Macrolide Therapy in Chronic Inflammatory Diseases

Department of Early Diagnosis of Arthritis, Institute of Rheumatology, Spartanska 1, 02-627 Warsaw, Poland

Received 20 January 2012; Revised 13 July 2012; Accepted 16 July 2012

Academic Editor: Kazuhito Asano

Copyright © 2012 Brygida Kwiatkowska and Maria Maślińska. This is an open access article distributed under the Creative Commons Attribution License, which permits unrestricted use, distribution, and reproduction in any medium, provided the original work is properly cited.


Macrolides are a group of antibiotics with a distinctive macrocyclic lactone ring combined with sugars (cladinose, desosamine). The action of macrolides is to block protein synthesis by binding to the subunit of 50S ribosome of bacteria.
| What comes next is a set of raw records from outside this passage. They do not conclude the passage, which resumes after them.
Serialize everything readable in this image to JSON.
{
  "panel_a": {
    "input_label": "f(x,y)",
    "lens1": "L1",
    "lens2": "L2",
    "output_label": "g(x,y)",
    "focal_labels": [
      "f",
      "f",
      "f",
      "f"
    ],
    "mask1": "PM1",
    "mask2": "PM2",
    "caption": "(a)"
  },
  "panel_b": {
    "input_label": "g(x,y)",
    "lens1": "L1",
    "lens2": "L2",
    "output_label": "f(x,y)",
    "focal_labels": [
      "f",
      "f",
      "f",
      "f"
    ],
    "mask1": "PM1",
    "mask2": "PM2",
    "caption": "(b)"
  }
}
Prototype macrolide was erythromycin, which came into clinical practice in the 50s of the 20th century. Its antimicrobial spectrum covers the scope of the penicillins but is extended to the impact of atypical bacteria. In the 90s more drugs of this group were synthesized—they have less severe side effects than erythromycin, extended spectrum of Gram-negative bacteria. Macrolides are effective in treating mycobacterial infections especially in patients infected with HIV. It is now known that in addition to antibacterial abilities, macrolides have immunomodulatory effects—they inhibit the production of proinflammatory cytokines (TNF, IL1, 6, and 8) affect transcription factors (NF-κB) as well as costimulaton (CD 80) and adhesion molecules (ICAM). This review article focused not only on the their antimicrobial abilities but also on efficacy in the treatment of several inflammatory disorders independent of the infectious agent. Their wider use as immunomodulators requires further study, which can lead to an extension of indications for their administration.